Geringe Mieteinnahmen führen zu schlechter Bauerhaltung
Die Ausstellung „Rettet die Betonmonster“ war 2019 erfolgreich in Deutschland unterwegs. Vielerorts sind sie aber auch wieder verschwunden („Neue Stadt Wulfen“), fristen ihr leerstehendes Dasein als „Horrorhaus“ (Dortmund) oder sind in schlechtem Zustand: Denn die etwas weniger gleichen Mieter sind schon vor Jahrzehnten ausgezogen, und geringe Mieteinnahmen führen zu schlechter Bauerhaltung. „Sanierungsstau und schlechtes Image, das ist lebensbedrohlich für diese Architektur“, sagt Tim Rieniets, der vormalige Geschäftsführer der Landesinitiative „Stadt Bau Kultur“ in Gelsenkirchen.
Brutalismus- Starke Betonarchitektur
Gänzlich unerwartete Hilfe kommt aus einer anderen Ecke: von Fotografen. Im Internet stehen Unmengen von Seiten mit Betonmonsterbildern, vor allem schwarz-weiße. Kanten, Flächen und Konturen reizen viele, davon Bilder zu machen. Und der milde Charme des Ruinösen, der heute von vielen dieser Bauten ausgeht, wirkt ebenso anziehend. „Ein hohes Maß an Anmut, ja sogar Grandezza“ sieht ein Berliner Student der Fotografie in den Gebäuden.

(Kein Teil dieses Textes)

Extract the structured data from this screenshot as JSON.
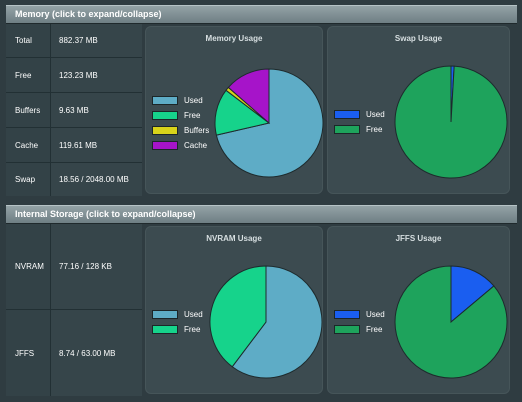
{
  "memory": {
    "header": "Memory (click to expand/collapse)",
    "stats": [
      {
        "label": "Total",
        "value": "882.37 MB"
      },
      {
        "label": "Free",
        "value": "123.23 MB"
      },
      {
        "label": "Buffers",
        "value": "9.63 MB"
      },
      {
        "label": "Cache",
        "value": "119.61 MB"
      },
      {
        "label": "Swap",
        "value": "18.56 / 2048.00 MB"
      }
    ],
    "memory_chart": {
      "title": "Memory Usage",
      "legend": [
        "Used",
        "Free",
        "Buffers",
        "Cache"
      ],
      "colors": [
        "#5eacc6",
        "#16d38b",
        "#d8d31a",
        "#a614c9"
      ],
      "values": [
        629.9,
        123.23,
        9.63,
        119.61
      ]
    },
    "swap_chart": {
      "title": "Swap Usage",
      "legend": [
        "Used",
        "Free"
      ],
      "colors": [
        "#1a5ef0",
        "#1ea35c"
      ],
      "values": [
        18.56,
        2029.44
      ]
    }
  },
  "storage": {
    "header": "Internal Storage (click to expand/collapse)",
    "stats": [
      {
        "label": "NVRAM",
        "value": "77.16 / 128 KB"
      },
      {
        "label": "JFFS",
        "value": "8.74 / 63.00 MB"
      }
    ],
    "nvram_chart": {
      "title": "NVRAM Usage",
      "legend": [
        "Used",
        "Free"
      ],
      "colors": [
        "#5eacc6",
        "#16d38b"
      ],
      "values": [
        77.16,
        50.84
      ]
    },
    "jffs_chart": {
      "title": "JFFS Usage",
      "legend": [
        "Used",
        "Free"
      ],
      "colors": [
        "#1a5ef0",
        "#1ea35c"
      ],
      "values": [
        8.74,
        54.26
      ]
    }
  }
}
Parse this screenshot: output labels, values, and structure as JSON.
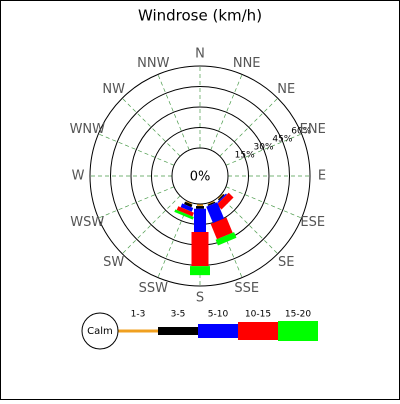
{
  "chart_data": {
    "type": "windrose",
    "title": "Windrose (km/h)",
    "categories": [
      "N",
      "NNE",
      "NE",
      "ENE",
      "E",
      "ESE",
      "SE",
      "SSE",
      "S",
      "SSW",
      "SW",
      "WSW",
      "W",
      "WNW",
      "NW",
      "NNW"
    ],
    "series": [
      {
        "name": "1-3",
        "color": "#f0a020",
        "values": [
          0,
          0,
          0,
          0,
          0,
          0,
          1,
          1,
          1.5,
          1,
          0,
          0,
          0,
          0,
          0,
          0
        ]
      },
      {
        "name": "3-5",
        "color": "#000000",
        "values": [
          0,
          0,
          0,
          0,
          0,
          0,
          1,
          1,
          2,
          2,
          0,
          0,
          0,
          0,
          0,
          0
        ]
      },
      {
        "name": "5-10",
        "color": "#0000ff",
        "values": [
          0,
          0,
          0,
          0,
          0,
          0,
          1,
          13,
          17,
          3,
          0,
          0,
          0,
          0,
          0,
          0
        ]
      },
      {
        "name": "10-15",
        "color": "#ff0000",
        "values": [
          0,
          0,
          0,
          0,
          0,
          0,
          5,
          12,
          25,
          3,
          0,
          0,
          0,
          0,
          0,
          0
        ]
      },
      {
        "name": "15-20",
        "color": "#00ff00",
        "values": [
          0,
          0,
          0,
          0,
          0,
          0,
          0,
          4.5,
          6.5,
          2,
          0,
          0,
          0,
          0,
          0,
          0
        ]
      }
    ],
    "calm_label": "Calm",
    "calm_value": 0,
    "calm_value_label": "0%",
    "rlim": [
      0,
      60
    ],
    "rticks": [
      {
        "value": 15,
        "label": "15%"
      },
      {
        "value": 30,
        "label": "30%"
      },
      {
        "value": 45,
        "label": "45%"
      },
      {
        "value": 60,
        "label": "60%"
      }
    ],
    "grid": true
  }
}
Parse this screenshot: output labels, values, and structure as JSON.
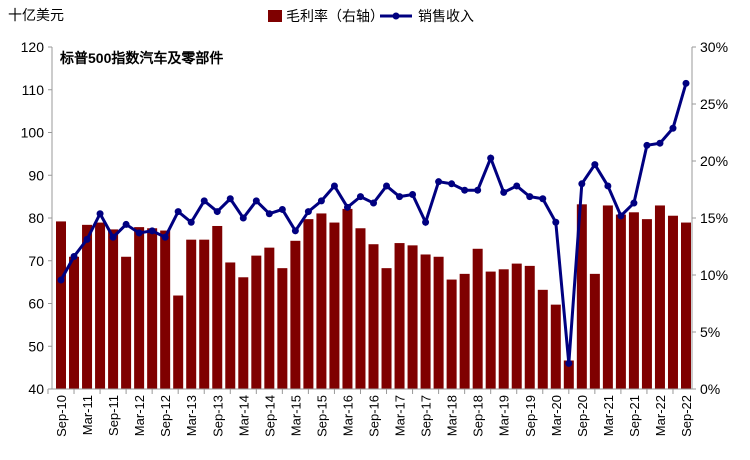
{
  "chart_data": {
    "type": "bar+line",
    "title": "标普500指数汽车及零部件",
    "ylabel_left": "十亿美元",
    "ylim_left": [
      40,
      120
    ],
    "yticks_left": [
      "40",
      "50",
      "60",
      "70",
      "80",
      "90",
      "100",
      "110",
      "120"
    ],
    "ylim_right": [
      0,
      30
    ],
    "yticks_right": [
      "0%",
      "5%",
      "10%",
      "15%",
      "20%",
      "25%",
      "30%"
    ],
    "legend": {
      "bar": "毛利率（右轴）",
      "line": "销售收入",
      "placement": "top"
    },
    "x_tick_labels": [
      "Sep-10",
      "Mar-11",
      "Sep-11",
      "Mar-12",
      "Sep-12",
      "Mar-13",
      "Sep-13",
      "Mar-14",
      "Sep-14",
      "Mar-15",
      "Sep-15",
      "Mar-16",
      "Sep-16",
      "Mar-17",
      "Sep-17",
      "Mar-18",
      "Sep-18",
      "Mar-19",
      "Sep-19",
      "Mar-20",
      "Sep-20",
      "Mar-21",
      "Sep-21",
      "Mar-22",
      "Sep-22"
    ],
    "series": [
      {
        "name": "毛利率（右轴）",
        "type": "bar",
        "axis": "right",
        "unit": "%",
        "color": "#7f0000",
        "values": [
          14.7,
          11.6,
          14.4,
          14.6,
          14.0,
          11.6,
          14.2,
          14.1,
          13.9,
          8.2,
          13.1,
          13.1,
          14.3,
          11.1,
          9.8,
          11.7,
          12.4,
          10.6,
          13.0,
          14.9,
          15.4,
          14.6,
          15.8,
          14.1,
          12.7,
          10.6,
          12.8,
          12.6,
          11.8,
          11.6,
          9.6,
          10.1,
          12.3,
          10.3,
          10.5,
          11.0,
          10.8,
          8.7,
          7.4,
          2.5,
          16.2,
          10.1,
          16.1,
          15.3,
          15.5,
          14.9,
          16.1,
          15.2,
          14.6
        ]
      },
      {
        "name": "销售收入",
        "type": "line",
        "axis": "left",
        "unit": "十亿美元",
        "color": "#000080",
        "values": [
          65.5,
          71,
          75,
          81,
          75.5,
          78.5,
          76.5,
          77,
          75.5,
          81.5,
          79,
          84,
          81.5,
          84.5,
          80,
          84,
          81,
          82,
          77,
          81.5,
          84,
          87.5,
          82.5,
          85,
          83.5,
          87.5,
          85,
          85.5,
          79,
          88.5,
          88,
          86.5,
          86.5,
          94,
          86,
          87.5,
          85,
          84.5,
          79,
          46,
          88,
          92.5,
          87.5,
          80.5,
          83.5,
          97,
          97.5,
          101,
          111.5
        ]
      }
    ]
  }
}
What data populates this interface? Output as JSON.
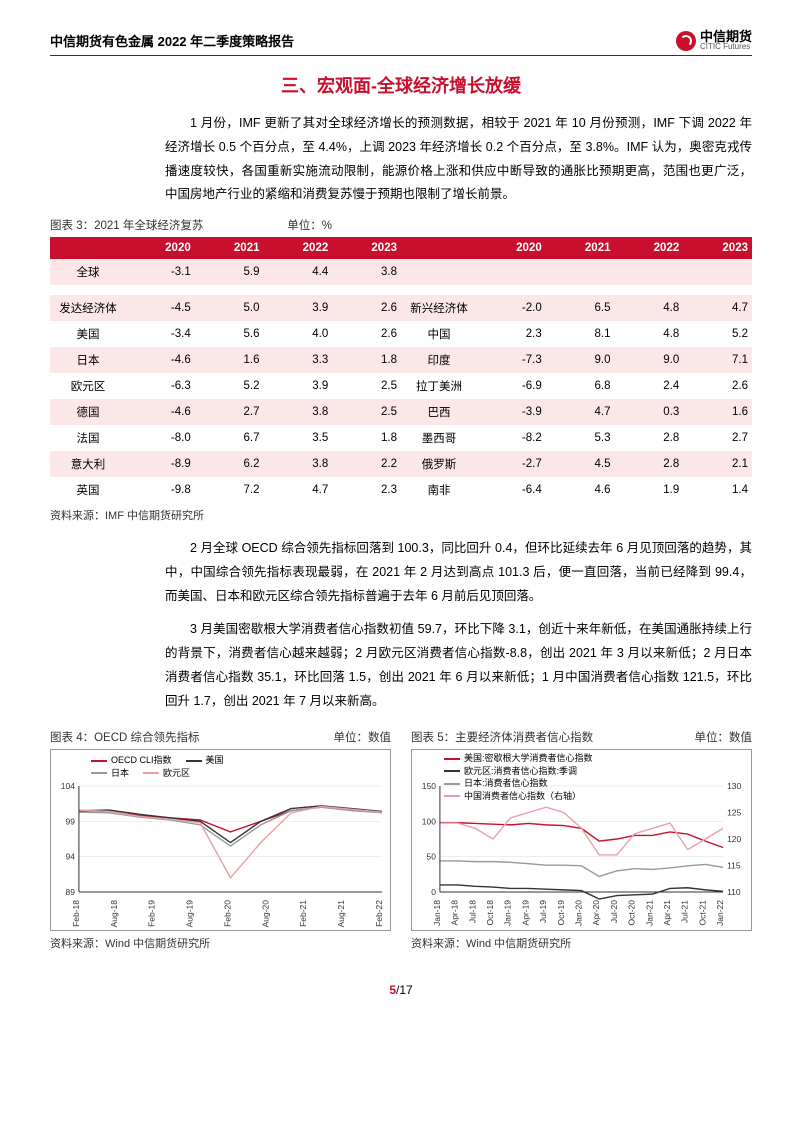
{
  "header": {
    "doc_title": "中信期货有色金属 2022 年二季度策略报告",
    "logo_cn": "中信期货",
    "logo_en": "CITIC Futures"
  },
  "section_title": "三、宏观面-全球经济增长放缓",
  "para1": "1 月份，IMF 更新了其对全球经济增长的预测数据，相较于 2021 年 10 月份预测，IMF 下调 2022 年经济增长 0.5 个百分点，至 4.4%，上调 2023 年经济增长 0.2 个百分点，至 3.8%。IMF 认为，奥密克戎传播速度较快，各国重新实施流动限制，能源价格上涨和供应中断导致的通胀比预期更高，范围也更广泛，中国房地产行业的紧缩和消费复苏慢于预期也限制了增长前景。",
  "table3": {
    "caption_left": "图表 3：2021 年全球经济复苏",
    "caption_unit": "单位：%",
    "header_years": [
      "2020",
      "2021",
      "2022",
      "2023"
    ],
    "left_rows": [
      {
        "label": "全球",
        "v": [
          "-3.1",
          "5.9",
          "4.4",
          "3.8"
        ],
        "alt": true
      },
      {
        "label": "",
        "v": [
          "",
          "",
          "",
          ""
        ],
        "alt": false
      },
      {
        "label": "发达经济体",
        "v": [
          "-4.5",
          "5.0",
          "3.9",
          "2.6"
        ],
        "alt": true
      },
      {
        "label": "美国",
        "v": [
          "-3.4",
          "5.6",
          "4.0",
          "2.6"
        ],
        "alt": false
      },
      {
        "label": "日本",
        "v": [
          "-4.6",
          "1.6",
          "3.3",
          "1.8"
        ],
        "alt": true
      },
      {
        "label": "欧元区",
        "v": [
          "-6.3",
          "5.2",
          "3.9",
          "2.5"
        ],
        "alt": false
      },
      {
        "label": "德国",
        "v": [
          "-4.6",
          "2.7",
          "3.8",
          "2.5"
        ],
        "alt": true
      },
      {
        "label": "法国",
        "v": [
          "-8.0",
          "6.7",
          "3.5",
          "1.8"
        ],
        "alt": false
      },
      {
        "label": "意大利",
        "v": [
          "-8.9",
          "6.2",
          "3.8",
          "2.2"
        ],
        "alt": true
      },
      {
        "label": "英国",
        "v": [
          "-9.8",
          "7.2",
          "4.7",
          "2.3"
        ],
        "alt": false
      }
    ],
    "right_rows": [
      {
        "label": "",
        "v": [
          "",
          "",
          "",
          ""
        ]
      },
      {
        "label": "",
        "v": [
          "",
          "",
          "",
          ""
        ]
      },
      {
        "label": "新兴经济体",
        "v": [
          "-2.0",
          "6.5",
          "4.8",
          "4.7"
        ]
      },
      {
        "label": "中国",
        "v": [
          "2.3",
          "8.1",
          "4.8",
          "5.2"
        ]
      },
      {
        "label": "印度",
        "v": [
          "-7.3",
          "9.0",
          "9.0",
          "7.1"
        ]
      },
      {
        "label": "拉丁美洲",
        "v": [
          "-6.9",
          "6.8",
          "2.4",
          "2.6"
        ]
      },
      {
        "label": "巴西",
        "v": [
          "-3.9",
          "4.7",
          "0.3",
          "1.6"
        ]
      },
      {
        "label": "墨西哥",
        "v": [
          "-8.2",
          "5.3",
          "2.8",
          "2.7"
        ]
      },
      {
        "label": "俄罗斯",
        "v": [
          "-2.7",
          "4.5",
          "2.8",
          "2.1"
        ]
      },
      {
        "label": "南非",
        "v": [
          "-6.4",
          "4.6",
          "1.9",
          "1.4"
        ]
      }
    ],
    "source": "资料来源：IMF 中信期货研究所"
  },
  "para2": "2 月全球 OECD 综合领先指标回落到 100.3，同比回升 0.4，但环比延续去年 6 月见顶回落的趋势，其中，中国综合领先指标表现最弱，在 2021 年 2 月达到高点 101.3 后，便一直回落，当前已经降到 99.4，而美国、日本和欧元区综合领先指标普遍于去年 6 月前后见顶回落。",
  "para3": "3 月美国密歇根大学消费者信心指数初值 59.7，环比下降 3.1，创近十来年新低，在美国通胀持续上行的背景下，消费者信心越来越弱；2 月欧元区消费者信心指数-8.8，创出 2021 年 3 月以来新低；2 月日本消费者信心指数 35.1，环比回落 1.5，创出 2021 年 6 月以来新低；1 月中国消费者信心指数 121.5，环比回升 1.7，创出 2021 年 7 月以来新高。",
  "chart4": {
    "caption_left": "图表 4：OECD 综合领先指标",
    "caption_unit": "单位：数值",
    "legend": [
      {
        "name": "OECD CLI指数",
        "color": "#c8102e"
      },
      {
        "name": "美国",
        "color": "#333333"
      },
      {
        "name": "日本",
        "color": "#999999"
      },
      {
        "name": "欧元区",
        "color": "#e8a0a8"
      }
    ],
    "y_ticks": [
      89,
      94,
      99,
      104
    ],
    "x_ticks": [
      "Feb-18",
      "Aug-18",
      "Feb-19",
      "Aug-19",
      "Feb-20",
      "Aug-20",
      "Feb-21",
      "Aug-21",
      "Feb-22"
    ],
    "ylim": [
      89,
      104
    ],
    "series": {
      "oecd": [
        100.5,
        100.4,
        99.8,
        99.5,
        99.2,
        97.5,
        99.0,
        100.5,
        101.0,
        100.6,
        100.3
      ],
      "us": [
        100.5,
        100.6,
        100.0,
        99.5,
        99.0,
        96.0,
        99.0,
        100.8,
        101.2,
        100.8,
        100.4
      ],
      "jp": [
        100.3,
        100.2,
        99.6,
        99.2,
        98.5,
        95.5,
        98.5,
        100.5,
        101.0,
        100.5,
        100.2
      ],
      "eu": [
        100.6,
        100.4,
        99.7,
        99.3,
        98.8,
        91.0,
        96.0,
        100.2,
        101.1,
        100.7,
        100.3
      ]
    },
    "source": "资料来源：Wind 中信期货研究所"
  },
  "chart5": {
    "caption_left": "图表 5：主要经济体消费者信心指数",
    "caption_unit": "单位：数值",
    "legend": [
      {
        "name": "美国:密歇根大学消费者信心指数",
        "color": "#c8102e"
      },
      {
        "name": "欧元区:消费者信心指数:季调",
        "color": "#333333"
      },
      {
        "name": "日本:消费者信心指数",
        "color": "#999999"
      },
      {
        "name": "中国消费者信心指数（右轴）",
        "color": "#e8a0a8"
      }
    ],
    "y_left_ticks": [
      0,
      50,
      100,
      150
    ],
    "y_right_ticks": [
      110,
      115,
      120,
      125,
      130
    ],
    "x_ticks": [
      "Jan-18",
      "Apr-18",
      "Jul-18",
      "Oct-18",
      "Jan-19",
      "Apr-19",
      "Jul-19",
      "Oct-19",
      "Jan-20",
      "Apr-20",
      "Jul-20",
      "Oct-20",
      "Jan-21",
      "Apr-21",
      "Jul-21",
      "Oct-21",
      "Jan-22"
    ],
    "ylim_left": [
      0,
      150
    ],
    "ylim_right": [
      110,
      130
    ],
    "series": {
      "us": [
        98,
        98,
        97,
        96,
        95,
        97,
        95,
        94,
        90,
        72,
        75,
        80,
        80,
        85,
        82,
        72,
        63
      ],
      "eu": [
        0,
        0,
        -2,
        -3,
        -5,
        -5,
        -6,
        -7,
        -8,
        -20,
        -15,
        -14,
        -13,
        -5,
        -4,
        -7,
        -9
      ],
      "jp": [
        44,
        44,
        43,
        43,
        42,
        40,
        38,
        38,
        37,
        22,
        30,
        33,
        32,
        34,
        37,
        39,
        35
      ],
      "cn": [
        123,
        123,
        122,
        120,
        124,
        125,
        126,
        125,
        122,
        117,
        117,
        121,
        122,
        123,
        118,
        120,
        122
      ]
    },
    "source": "资料来源：Wind 中信期货研究所"
  },
  "footer": {
    "page": "5",
    "total": "/17"
  }
}
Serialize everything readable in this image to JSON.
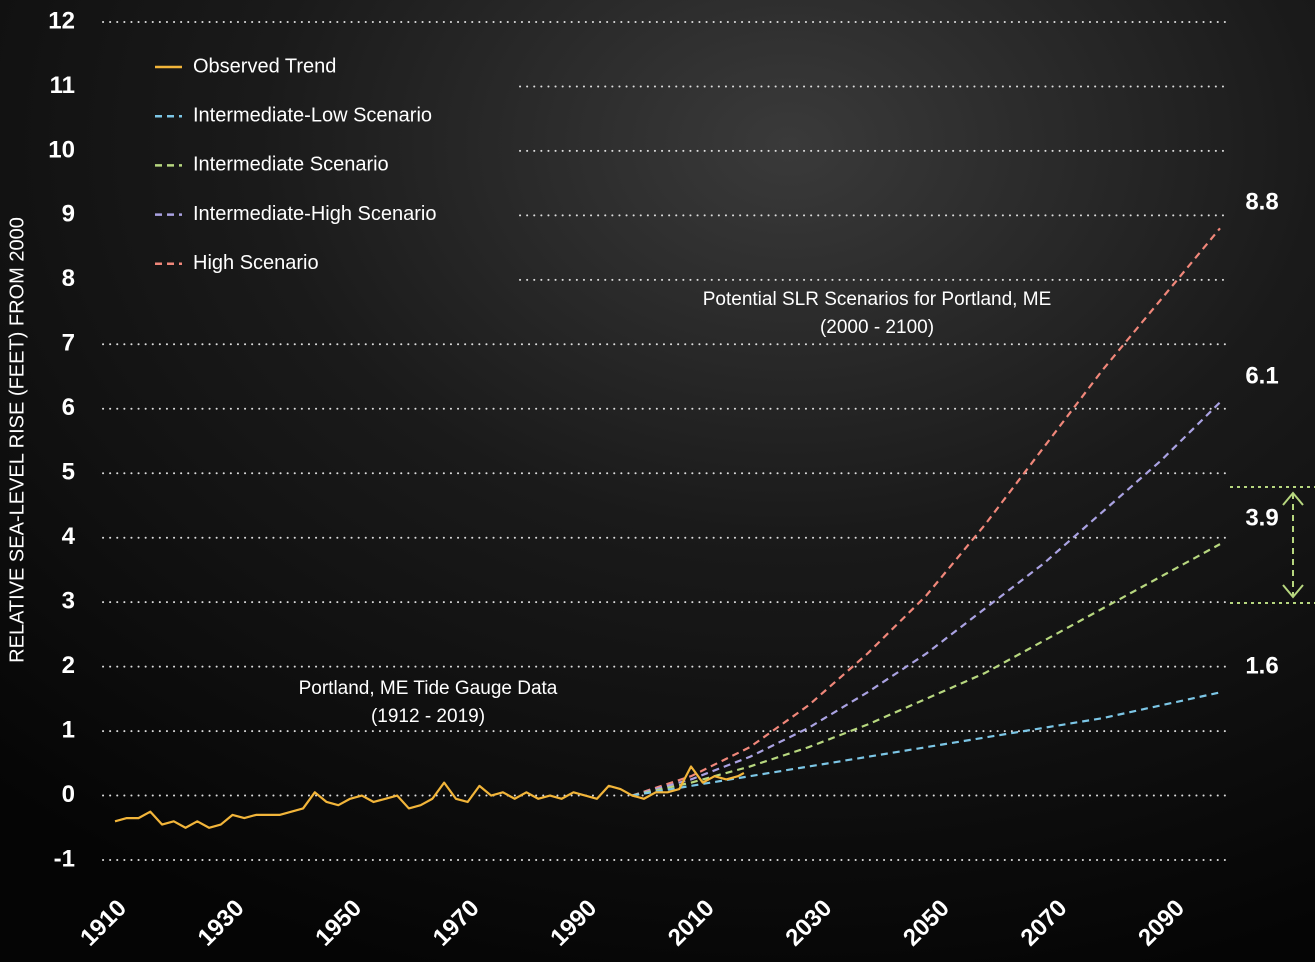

Die hängenden Gärten von Bochum
Als Baustil war es in den frühen 70er-Jahren schon wieder vorbei mit diesem Stil des Brutalismus. Zu groß, zu klotzig, zu wenig im architektonischen Gespräch mit der Umgebung. Der Name Brutalismus hat allerdings nichts mit ,brutal’ zu tun, obwohl das Missverständnis naheliegt; der Name leitet sich vielmehr ab vom französischen „béton brut“ – „Sichtbeton“. Nicht zu übersehen.
„Es gibt heute sogar Heimatvereine, die mich anrufen und aufmerksam machen auf solche Bauten“ , sagt Knut Stegmann, der Denkmalpfleger aus Münster. Für die Girondelle jedenfalls ist ein gutes Ende greifbar: Der neue Eigentümer sei demnach bereit, Reparaturen denkmalgerecht auszuführen, heißt es. Damit aus dem grauen, angeschlagenen Terrassenhaus wieder eine originalgetreue, weiße Schönheit mit leuchtend blauen Applikationen wird. Man kann auch sagen: Die hängenden Gärten von Bochum.